Sometimes, you may need to introduce manual intervention into a release pipeline. For example, there may be tasks that cannot be accomplished automatically such as confirming network conditions are appropriate, or that specific hardware or software is in place, before you approve a deployment. You can do this by using the Manual Intervention task in your pipeline.

  1. In the release pipeline editor, open the Tasks editor for the QA stage.

    Opening the QA tasks editor

  2. Choose the ellipses (...) in the QA deployment pipeline bar and then choose Add agentless job.

    Adding an Agentless job to the task list

    Several tasks, including the Manual Intervention task, can be used only in an agentless job.

  3. Drag and drop the new agentless job to the start of the QA process, before the existing agent job. Then choose + in the Agentless job bar and add a Manual Intervention task to the job.

    Adding a Manual Intervention task

  4. Configure the task by entering a message (the Instructions) to display when it executes and pauses the release pipeline.

    Configuring the Manual Intervention task

    Notice that you can specify a list of users who will receive a notification that the deployment is waiting for manual approval. You can also specify a timeout and the action (approve or reject) that will occur if there is no user response within the timeout period. For more details, see Manual Intervention task.

  5. Save the release pipeline and then start a new release.

    Starting a new release

View the logs for approvals

You typically need to validate and audit a release and the associated deployments after it has completed, or even during the deployment pipeline. This is useful when debugging a problematic deployment, or when checking when and by whom approvals were granted. The comprehensive logging capabilities provide this information.

  1. Open the release summary for the release you just created.
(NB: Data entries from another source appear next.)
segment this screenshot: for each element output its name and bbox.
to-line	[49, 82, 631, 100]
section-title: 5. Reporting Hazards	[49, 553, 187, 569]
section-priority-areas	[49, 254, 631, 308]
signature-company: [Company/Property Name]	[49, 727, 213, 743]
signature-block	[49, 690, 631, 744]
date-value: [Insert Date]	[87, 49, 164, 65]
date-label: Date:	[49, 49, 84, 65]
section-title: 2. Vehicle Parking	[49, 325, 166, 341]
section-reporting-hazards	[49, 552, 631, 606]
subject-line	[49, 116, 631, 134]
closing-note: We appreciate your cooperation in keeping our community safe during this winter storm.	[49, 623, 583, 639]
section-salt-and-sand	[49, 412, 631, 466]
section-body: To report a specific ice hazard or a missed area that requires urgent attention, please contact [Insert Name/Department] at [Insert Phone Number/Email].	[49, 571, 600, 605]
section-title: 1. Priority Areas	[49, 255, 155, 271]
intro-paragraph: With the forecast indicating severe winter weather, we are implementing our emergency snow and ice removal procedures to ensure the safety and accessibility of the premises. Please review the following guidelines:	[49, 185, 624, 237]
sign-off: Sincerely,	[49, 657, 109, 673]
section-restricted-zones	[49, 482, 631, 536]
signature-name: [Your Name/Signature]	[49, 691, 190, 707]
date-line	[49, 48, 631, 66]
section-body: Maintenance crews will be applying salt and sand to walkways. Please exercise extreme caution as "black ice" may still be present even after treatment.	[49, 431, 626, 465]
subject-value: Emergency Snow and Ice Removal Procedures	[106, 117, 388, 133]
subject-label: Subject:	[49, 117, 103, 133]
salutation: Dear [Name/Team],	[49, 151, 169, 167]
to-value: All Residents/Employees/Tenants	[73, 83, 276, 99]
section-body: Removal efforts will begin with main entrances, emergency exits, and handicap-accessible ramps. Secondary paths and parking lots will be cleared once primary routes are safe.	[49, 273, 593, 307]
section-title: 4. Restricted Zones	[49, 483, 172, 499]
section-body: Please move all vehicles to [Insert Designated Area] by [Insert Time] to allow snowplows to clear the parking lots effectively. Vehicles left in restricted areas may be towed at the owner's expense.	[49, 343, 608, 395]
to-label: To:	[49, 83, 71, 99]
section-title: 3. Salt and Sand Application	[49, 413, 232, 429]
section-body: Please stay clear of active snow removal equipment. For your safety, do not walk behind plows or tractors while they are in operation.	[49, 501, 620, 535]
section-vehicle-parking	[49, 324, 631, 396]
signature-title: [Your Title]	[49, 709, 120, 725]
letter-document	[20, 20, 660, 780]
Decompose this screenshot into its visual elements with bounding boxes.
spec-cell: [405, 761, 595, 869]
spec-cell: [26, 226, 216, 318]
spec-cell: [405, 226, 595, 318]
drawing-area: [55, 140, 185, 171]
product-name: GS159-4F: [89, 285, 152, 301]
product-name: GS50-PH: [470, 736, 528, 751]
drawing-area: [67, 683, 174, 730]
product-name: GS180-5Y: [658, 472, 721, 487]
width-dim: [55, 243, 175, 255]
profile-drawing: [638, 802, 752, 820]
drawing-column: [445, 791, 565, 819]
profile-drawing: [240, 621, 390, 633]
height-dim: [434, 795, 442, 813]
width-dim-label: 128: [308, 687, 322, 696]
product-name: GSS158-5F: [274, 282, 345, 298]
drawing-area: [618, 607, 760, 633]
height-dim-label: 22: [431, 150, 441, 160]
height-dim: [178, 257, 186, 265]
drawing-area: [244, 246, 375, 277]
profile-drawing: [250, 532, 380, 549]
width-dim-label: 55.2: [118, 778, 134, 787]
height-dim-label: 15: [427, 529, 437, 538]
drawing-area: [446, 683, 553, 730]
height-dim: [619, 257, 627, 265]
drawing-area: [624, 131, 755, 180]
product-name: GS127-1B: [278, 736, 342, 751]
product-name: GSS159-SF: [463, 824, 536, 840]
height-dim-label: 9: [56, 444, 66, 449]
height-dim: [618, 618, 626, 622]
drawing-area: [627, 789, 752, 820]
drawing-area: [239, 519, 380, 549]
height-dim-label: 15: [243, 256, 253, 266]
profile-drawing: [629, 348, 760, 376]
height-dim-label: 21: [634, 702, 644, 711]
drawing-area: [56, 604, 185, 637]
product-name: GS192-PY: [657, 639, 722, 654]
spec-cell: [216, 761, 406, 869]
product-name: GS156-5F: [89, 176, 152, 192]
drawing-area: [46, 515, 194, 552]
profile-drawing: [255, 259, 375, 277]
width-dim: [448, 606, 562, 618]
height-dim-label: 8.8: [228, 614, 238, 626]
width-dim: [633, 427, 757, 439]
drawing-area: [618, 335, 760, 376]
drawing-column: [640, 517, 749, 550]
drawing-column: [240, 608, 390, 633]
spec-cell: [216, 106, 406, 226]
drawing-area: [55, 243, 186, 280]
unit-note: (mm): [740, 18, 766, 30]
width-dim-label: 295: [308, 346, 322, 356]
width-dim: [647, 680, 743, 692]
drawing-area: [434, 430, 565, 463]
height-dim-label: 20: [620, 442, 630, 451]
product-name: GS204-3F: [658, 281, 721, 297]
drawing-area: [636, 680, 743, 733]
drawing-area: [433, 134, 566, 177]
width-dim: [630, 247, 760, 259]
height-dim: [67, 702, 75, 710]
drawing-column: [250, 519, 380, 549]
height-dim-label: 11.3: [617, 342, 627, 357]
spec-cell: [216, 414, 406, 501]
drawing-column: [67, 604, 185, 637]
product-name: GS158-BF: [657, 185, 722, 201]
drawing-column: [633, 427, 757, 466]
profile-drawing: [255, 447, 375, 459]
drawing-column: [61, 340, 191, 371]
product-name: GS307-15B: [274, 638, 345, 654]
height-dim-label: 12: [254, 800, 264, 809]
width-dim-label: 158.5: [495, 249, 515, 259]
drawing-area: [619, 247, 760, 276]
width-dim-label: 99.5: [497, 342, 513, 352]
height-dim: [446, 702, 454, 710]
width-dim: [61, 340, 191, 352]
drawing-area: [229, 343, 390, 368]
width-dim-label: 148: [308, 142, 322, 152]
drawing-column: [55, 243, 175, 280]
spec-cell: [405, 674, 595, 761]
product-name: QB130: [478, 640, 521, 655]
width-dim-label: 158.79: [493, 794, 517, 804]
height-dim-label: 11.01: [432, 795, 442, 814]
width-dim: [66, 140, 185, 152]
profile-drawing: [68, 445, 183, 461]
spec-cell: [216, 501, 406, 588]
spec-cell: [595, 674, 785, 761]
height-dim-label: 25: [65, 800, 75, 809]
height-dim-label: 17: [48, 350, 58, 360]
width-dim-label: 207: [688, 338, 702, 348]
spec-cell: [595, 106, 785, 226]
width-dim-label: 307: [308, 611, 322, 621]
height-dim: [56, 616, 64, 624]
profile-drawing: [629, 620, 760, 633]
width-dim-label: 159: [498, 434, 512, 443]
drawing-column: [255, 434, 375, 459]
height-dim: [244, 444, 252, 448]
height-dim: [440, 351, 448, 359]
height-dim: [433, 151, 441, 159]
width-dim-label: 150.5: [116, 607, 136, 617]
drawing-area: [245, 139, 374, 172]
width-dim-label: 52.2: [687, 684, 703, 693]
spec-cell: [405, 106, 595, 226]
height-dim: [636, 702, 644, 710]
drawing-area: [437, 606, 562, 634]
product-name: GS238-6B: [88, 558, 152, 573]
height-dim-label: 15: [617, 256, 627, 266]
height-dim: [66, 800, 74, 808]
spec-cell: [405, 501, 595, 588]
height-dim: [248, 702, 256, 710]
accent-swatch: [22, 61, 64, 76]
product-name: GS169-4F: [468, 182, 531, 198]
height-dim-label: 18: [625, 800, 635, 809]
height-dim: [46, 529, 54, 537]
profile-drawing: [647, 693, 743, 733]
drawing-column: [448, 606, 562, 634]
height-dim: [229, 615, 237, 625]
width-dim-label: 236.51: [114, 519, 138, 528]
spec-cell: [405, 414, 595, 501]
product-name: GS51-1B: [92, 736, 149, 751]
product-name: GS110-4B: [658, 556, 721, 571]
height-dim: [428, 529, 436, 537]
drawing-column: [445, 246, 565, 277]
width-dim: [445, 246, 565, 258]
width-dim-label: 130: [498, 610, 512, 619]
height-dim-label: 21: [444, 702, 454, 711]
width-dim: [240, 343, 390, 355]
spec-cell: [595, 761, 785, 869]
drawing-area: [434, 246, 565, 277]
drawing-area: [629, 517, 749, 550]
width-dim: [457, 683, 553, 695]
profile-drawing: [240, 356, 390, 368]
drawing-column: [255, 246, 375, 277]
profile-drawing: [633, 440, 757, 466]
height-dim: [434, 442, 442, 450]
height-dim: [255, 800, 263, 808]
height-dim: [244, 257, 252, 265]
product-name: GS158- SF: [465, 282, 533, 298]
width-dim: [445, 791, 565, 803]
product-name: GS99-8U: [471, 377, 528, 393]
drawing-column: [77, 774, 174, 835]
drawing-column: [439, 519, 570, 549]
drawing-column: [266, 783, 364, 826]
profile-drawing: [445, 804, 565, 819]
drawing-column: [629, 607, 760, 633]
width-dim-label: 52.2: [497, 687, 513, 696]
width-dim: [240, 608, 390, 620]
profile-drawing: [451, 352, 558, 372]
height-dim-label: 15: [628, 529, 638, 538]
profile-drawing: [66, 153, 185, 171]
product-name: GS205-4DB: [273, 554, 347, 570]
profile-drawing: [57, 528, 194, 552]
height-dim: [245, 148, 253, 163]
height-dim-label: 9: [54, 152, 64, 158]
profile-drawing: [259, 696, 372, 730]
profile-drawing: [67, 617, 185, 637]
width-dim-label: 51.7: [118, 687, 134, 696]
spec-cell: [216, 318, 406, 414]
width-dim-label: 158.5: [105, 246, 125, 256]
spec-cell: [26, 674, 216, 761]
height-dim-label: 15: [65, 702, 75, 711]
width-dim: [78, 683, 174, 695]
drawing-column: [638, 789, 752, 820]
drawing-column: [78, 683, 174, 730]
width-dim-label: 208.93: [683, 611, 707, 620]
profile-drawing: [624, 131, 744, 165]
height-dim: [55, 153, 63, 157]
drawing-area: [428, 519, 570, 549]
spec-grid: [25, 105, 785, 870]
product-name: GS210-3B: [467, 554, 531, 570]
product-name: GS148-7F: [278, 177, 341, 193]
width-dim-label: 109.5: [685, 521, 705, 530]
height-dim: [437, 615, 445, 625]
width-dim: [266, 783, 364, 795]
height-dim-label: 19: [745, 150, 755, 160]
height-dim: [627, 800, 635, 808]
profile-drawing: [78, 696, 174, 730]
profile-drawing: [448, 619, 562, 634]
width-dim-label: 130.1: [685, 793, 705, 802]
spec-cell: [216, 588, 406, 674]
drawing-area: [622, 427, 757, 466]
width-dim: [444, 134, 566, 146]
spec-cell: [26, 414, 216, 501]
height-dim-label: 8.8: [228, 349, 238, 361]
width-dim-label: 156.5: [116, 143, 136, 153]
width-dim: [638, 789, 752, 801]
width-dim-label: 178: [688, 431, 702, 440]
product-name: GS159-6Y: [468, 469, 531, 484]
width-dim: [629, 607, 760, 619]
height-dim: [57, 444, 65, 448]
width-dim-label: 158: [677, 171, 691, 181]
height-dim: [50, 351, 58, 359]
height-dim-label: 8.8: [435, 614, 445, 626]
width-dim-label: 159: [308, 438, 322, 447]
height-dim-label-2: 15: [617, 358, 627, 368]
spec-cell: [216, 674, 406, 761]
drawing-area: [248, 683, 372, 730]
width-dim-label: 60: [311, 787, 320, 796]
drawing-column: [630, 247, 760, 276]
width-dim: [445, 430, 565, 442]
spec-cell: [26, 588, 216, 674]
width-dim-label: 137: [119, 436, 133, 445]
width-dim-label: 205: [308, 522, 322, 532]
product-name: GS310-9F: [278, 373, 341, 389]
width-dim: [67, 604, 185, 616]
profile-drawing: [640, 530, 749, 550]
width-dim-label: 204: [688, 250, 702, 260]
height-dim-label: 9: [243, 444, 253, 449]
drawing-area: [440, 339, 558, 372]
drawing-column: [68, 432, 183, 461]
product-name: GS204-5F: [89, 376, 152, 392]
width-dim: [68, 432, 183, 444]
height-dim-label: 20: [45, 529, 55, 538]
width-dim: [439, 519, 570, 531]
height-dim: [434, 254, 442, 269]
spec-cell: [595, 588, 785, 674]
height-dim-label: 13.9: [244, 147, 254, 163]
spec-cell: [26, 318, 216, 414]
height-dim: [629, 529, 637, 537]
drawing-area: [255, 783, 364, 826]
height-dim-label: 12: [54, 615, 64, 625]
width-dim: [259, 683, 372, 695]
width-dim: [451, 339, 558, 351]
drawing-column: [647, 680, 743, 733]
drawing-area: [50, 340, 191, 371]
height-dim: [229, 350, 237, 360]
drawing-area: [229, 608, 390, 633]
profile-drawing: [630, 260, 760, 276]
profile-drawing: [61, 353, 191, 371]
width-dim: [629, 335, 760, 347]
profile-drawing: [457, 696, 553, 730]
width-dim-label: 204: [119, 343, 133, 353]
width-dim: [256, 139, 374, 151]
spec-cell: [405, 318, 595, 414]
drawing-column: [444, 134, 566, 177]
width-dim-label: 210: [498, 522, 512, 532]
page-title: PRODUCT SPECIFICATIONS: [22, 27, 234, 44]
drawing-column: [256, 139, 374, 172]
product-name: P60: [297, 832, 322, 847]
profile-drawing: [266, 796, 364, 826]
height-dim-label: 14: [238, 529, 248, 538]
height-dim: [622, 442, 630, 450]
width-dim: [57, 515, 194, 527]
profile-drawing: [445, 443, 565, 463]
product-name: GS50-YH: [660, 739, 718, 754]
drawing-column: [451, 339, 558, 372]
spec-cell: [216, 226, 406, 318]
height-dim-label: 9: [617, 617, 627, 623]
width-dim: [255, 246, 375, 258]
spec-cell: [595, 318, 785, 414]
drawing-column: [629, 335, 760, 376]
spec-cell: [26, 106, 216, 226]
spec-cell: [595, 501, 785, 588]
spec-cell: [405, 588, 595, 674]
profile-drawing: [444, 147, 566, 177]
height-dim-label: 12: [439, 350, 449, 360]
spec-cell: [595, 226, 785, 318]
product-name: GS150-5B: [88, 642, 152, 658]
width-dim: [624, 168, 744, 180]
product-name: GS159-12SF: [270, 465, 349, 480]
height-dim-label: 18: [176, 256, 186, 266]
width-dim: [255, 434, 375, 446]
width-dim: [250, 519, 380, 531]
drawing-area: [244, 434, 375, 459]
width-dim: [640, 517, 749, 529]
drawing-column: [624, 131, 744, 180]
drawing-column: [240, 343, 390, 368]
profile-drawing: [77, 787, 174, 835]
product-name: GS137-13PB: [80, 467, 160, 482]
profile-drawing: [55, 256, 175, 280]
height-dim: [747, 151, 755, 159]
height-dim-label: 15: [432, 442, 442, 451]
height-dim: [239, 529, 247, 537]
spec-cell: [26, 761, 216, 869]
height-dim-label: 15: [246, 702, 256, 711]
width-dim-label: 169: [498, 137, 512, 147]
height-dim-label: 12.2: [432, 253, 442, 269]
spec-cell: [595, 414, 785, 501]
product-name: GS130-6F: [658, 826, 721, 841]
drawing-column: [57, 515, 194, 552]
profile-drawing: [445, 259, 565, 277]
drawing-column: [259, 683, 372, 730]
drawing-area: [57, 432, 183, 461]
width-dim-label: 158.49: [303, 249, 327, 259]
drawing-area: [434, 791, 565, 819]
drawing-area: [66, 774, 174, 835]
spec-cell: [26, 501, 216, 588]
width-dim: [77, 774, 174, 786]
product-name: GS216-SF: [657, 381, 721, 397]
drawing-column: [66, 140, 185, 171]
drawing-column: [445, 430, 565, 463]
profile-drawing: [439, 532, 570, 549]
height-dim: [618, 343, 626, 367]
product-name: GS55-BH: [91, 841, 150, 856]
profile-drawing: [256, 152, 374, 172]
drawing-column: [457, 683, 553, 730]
You can do this by choosing the link in the information bar in the release editor after you create the release, or directly from the Releases tab of Azure Pipelines.

    Opening the release summary

  2. You'll see the live status for each step in the release pipeline. It indicates that a manual intervention is pending (this pre-deployment approval was configured in the previous tutorial Define your multi-stage continuous deployment pipeline). Choose the Resume link.

    Viewing the status for the manual intervention

  3. You see the intervention message, and can choose to resume or reject the deployment. Enter some text response to the intervention and choose Resume.

    Resuming or rejecting the deployment

  4. Go back to the pipeline view of the release. After deployment to the QA stage succeeds, you see the pre-deployment approval pending message for the Production environment.

    Pre-deployment approval required

  5. Enter your approval message and choose Approve to continue the deployment.

    Approve the deployment

  6. Go back to the pipeline view of the release. Now you see that the gates are being processed before the release continues.

    Status while executing gates in the deployment

  7. After the gate evaluation has successfully completed, the deployment occurs for the Production stage. Choose the Production stage icon in the release summary to see more details of the approvals and gate evaluations.

Altogether, by using a combination of manual approvals, approval gates, and the manual intervention task, you've seen how can configure a release pipeline with all the control and auditing capabilities you may require.